When the King came to La Ferté and to Cresp-en-Valois, the people ran about him, crying “Noel!” The Maid was then riding between the Archbishop Reims and myself: “This is a good people,” she said to us; ” I have seen none elsewhere who rejoiced as much at the coming of so noble a King. How happy should I be if, when my days are done, I might be buried here!” “Jeanne,” then said the Archbishop to her, “in what place do you hope to die ?” “Where it shall please God,” she answered; “for I am not certain of either the time or the place, any more than you are yourself. Would it might please God, my Creator, that I might retire now, abandon arms a return to serve my father and mother and to take care their sheep with my sister and my brothers, who would be so happy to see me again!”
There was never any one more sober. I often heard it said by the Sieur Jean d’Aulon, Knight, now Seneschal of Beaucaire, who, as the wisest and most worthy in the army, had been appointed by the King to watch over her, that he did not think there had ever been a more chaste woman. Neither I nor others, when we were with her, had ever an evil thought: there was in her something divine.

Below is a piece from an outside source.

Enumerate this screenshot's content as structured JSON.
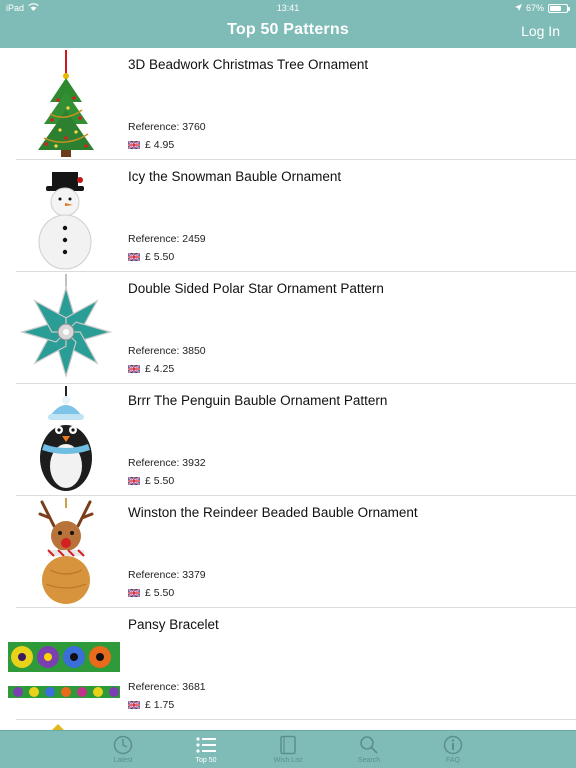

Fifteen days after the Earl of Suffolk (William de la Pole, Earl of Suffolk, Grand Steward of the King of England.) had been made prisoner at the taking of Jargeau, a writing was sent to him containing four lines, in which it was said that a Maid should come from the Oak-wood who would ride on the backs of the archers and against them. (The prophecy of Merlin, as it appears in MS. 7301 of the Bibliothèque Nationale, runs: “Descendit Virgo dorsum sagittari et flores virgineos obscultabit.”)
Although Jeanne sometimes spoke in jest of the affairs of war, and although, to encourage the soldiers,. she may have foretold events which were not realized, nevertheless, when she spoke seriously of the war, and of her deeds and her mission, she only affirmed earnestly that she was sent to raise the siege of Orléans, and to succor the oppressed people of that town and the neighboring places, and to conduct the King to Reims that he might be consecrated.